JACKSON, Miss. (AP) - A Mississippi state lawmaker who lost a bitter U.S. Senate race in 2014 says he will “get into a dark place and pray” about whether to run this year.

Republican Chris McDaniel has only a few days to decide: candidates’ filing deadline in Mississippi is March 1.

McDaniel never conceded his 2014 Republican primary loss to longtime Sen. Thad Cochran, who is chairman of the powerful Appropriations Committee. The race grabbed national attention after a McDaniel supporter entered a nursing home without permission and photographed Cochran’s wife, who was bedridden with dementia. Images of her appeared briefly online. McDaniel said he had no connection to the incident.

Mississippi’s other Republican U.S. senator, Roger Wicker, is seeking re-election now.

McDaniel, a third-term state senator from Ellisville, told The Associated Press on Thursday that he’s considering three races: U.S. Senate this year, lieutenant governor in 2019 or U.S. Senate in 2020.

McDaniel began his effort to unseat Cochran during the autumn of 2013, about eight months before the 2014 primary. He acknowledged that he would be getting a much later start if he enters this year’s Senate race against Wicker. But McDaniel also said he has about 6,000 volunteers ready to start working statewide, no matter which race he enters - a network he lacked at the start of the last race.

“I’m looking for clarity,” McDaniel said of his process of introspection. “I just get into a dark place and I pray a lot.”

Wicker had more than $4.1 million in his campaign account at the end of 2017, according to the Federal Election Commission.

Wicker has received $5,400 from Vice President Mike Pence’s political action committee, Great America Committee. He was endorsed last week by former Pennsylvania Sen. Rick Santorum, who rallied social conservatives when he ran for president in 2012 and 2016. Wicker has also announced that he is supported by 68 local leaders in Mississippi of President Donald Trump’s 2016 campaign.

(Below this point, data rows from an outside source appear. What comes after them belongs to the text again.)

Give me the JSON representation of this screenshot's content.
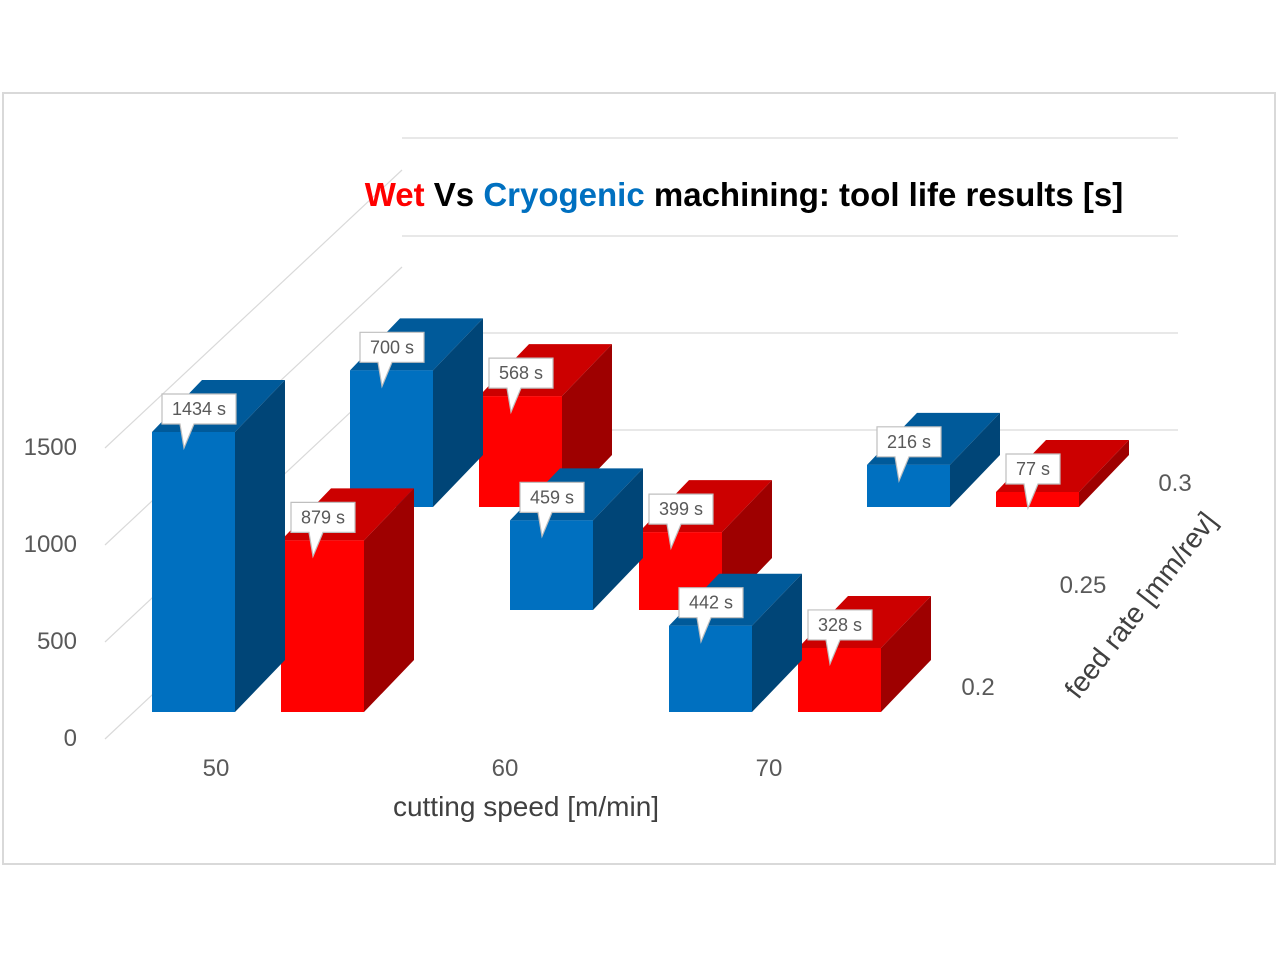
{
  "chart_data": {
    "type": "bar",
    "title": {
      "parts": [
        {
          "text": "Wet",
          "color": "#ff0000"
        },
        {
          "text": " Vs ",
          "color": "#000000"
        },
        {
          "text": "Cryogenic",
          "color": "#0070c0"
        },
        {
          "text": " machining: tool life results [s]",
          "color": "#000000"
        }
      ]
    },
    "xlabel": "cutting speed [m/min]",
    "zlabel": "feed rate [mm/rev]",
    "categories": [
      "50",
      "60",
      "70"
    ],
    "depth_categories": [
      "0.2",
      "0.25",
      "0.3"
    ],
    "y_ticks": [
      "0",
      "500",
      "1000",
      "1500"
    ],
    "ylim": [
      0,
      1500
    ],
    "grid": true,
    "series": [
      {
        "name": "Cryogenic",
        "color": "#0070c0"
      },
      {
        "name": "Wet",
        "color": "#ff0000"
      }
    ],
    "value_suffix": " s",
    "points": [
      {
        "series": "Cryogenic",
        "x": "50",
        "z": "0.2",
        "value": 1434,
        "label": "1434 s"
      },
      {
        "series": "Wet",
        "x": "50",
        "z": "0.2",
        "value": 879,
        "label": "879 s"
      },
      {
        "series": "Cryogenic",
        "x": "60",
        "z": "0.3",
        "value": 700,
        "label": "700 s"
      },
      {
        "series": "Wet",
        "x": "60",
        "z": "0.3",
        "value": 568,
        "label": "568 s"
      },
      {
        "series": "Cryogenic",
        "x": "60",
        "z": "0.25",
        "value": 459,
        "label": "459 s"
      },
      {
        "series": "Wet",
        "x": "60",
        "z": "0.25",
        "value": 399,
        "label": "399 s"
      },
      {
        "series": "Cryogenic",
        "x": "70",
        "z": "0.2",
        "value": 442,
        "label": "442 s"
      },
      {
        "series": "Wet",
        "x": "70",
        "z": "0.2",
        "value": 328,
        "label": "328 s"
      },
      {
        "series": "Cryogenic",
        "x": "70",
        "z": "0.3",
        "value": 216,
        "label": "216 s"
      },
      {
        "series": "Wet",
        "x": "70",
        "z": "0.3",
        "value": 77,
        "label": "77 s"
      }
    ]
  }
}
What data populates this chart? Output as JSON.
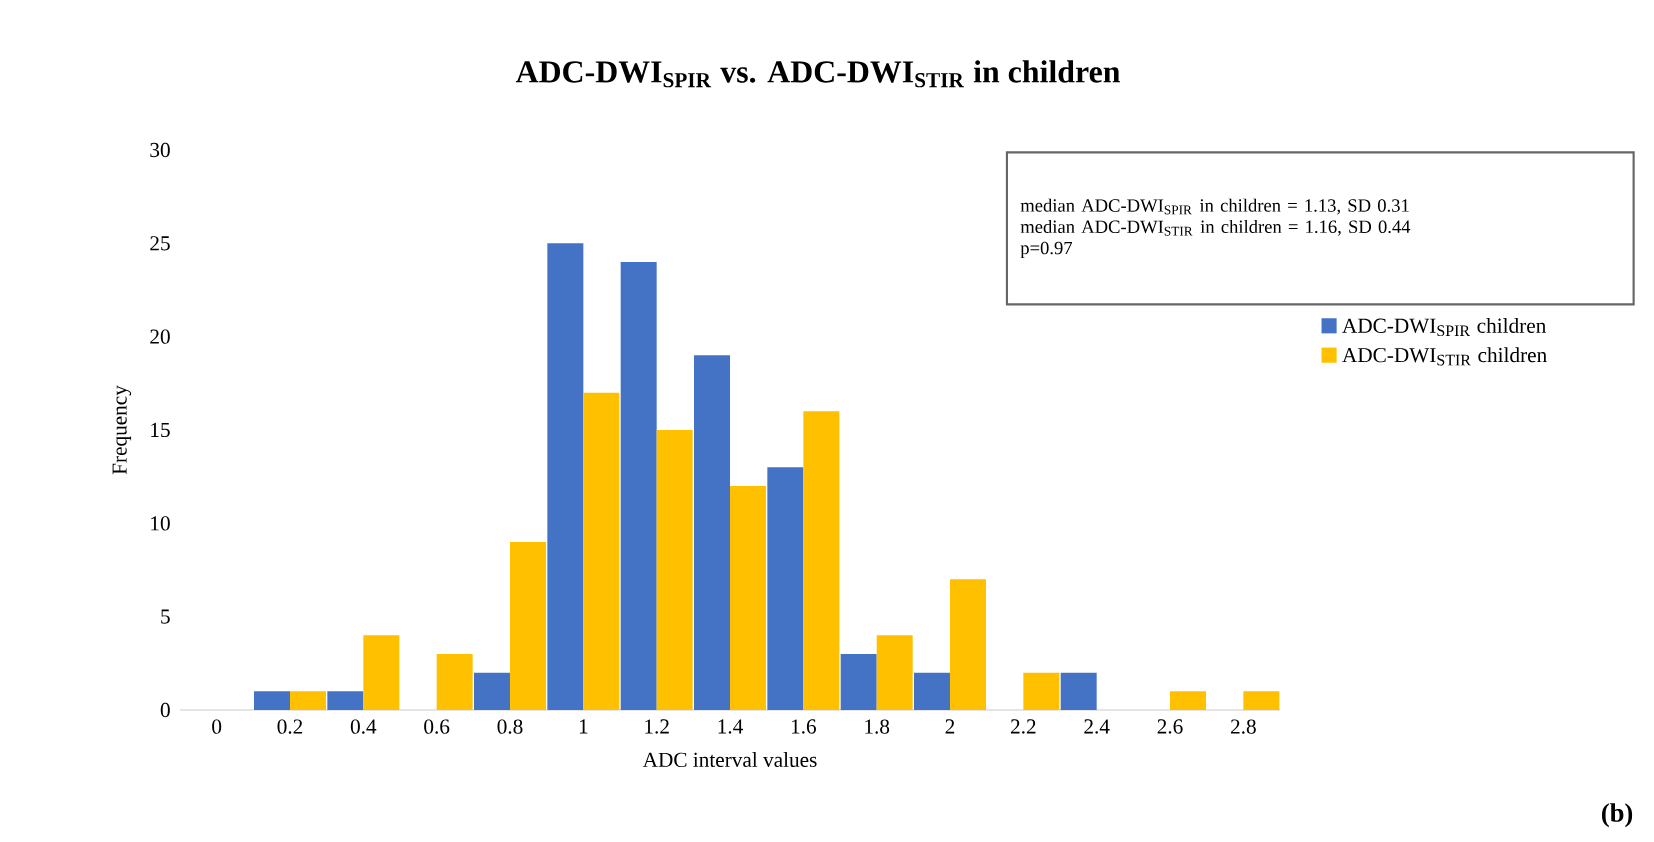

Steve Bannon, a former adviser to Trump, had been urging McDaniel to run against Wicker this year. Bannon’s involvement faded after he ran a losing campaign for Republican Roy Moore in a special U.S. Senate election in Alabama in late 2017.

No Democrat had entered the Senate race in Mississippi by Friday, state party chairman Bobby Moak said. The state has not had a Democrat in the U.S. Senate since John C. Stennis retired in 1989.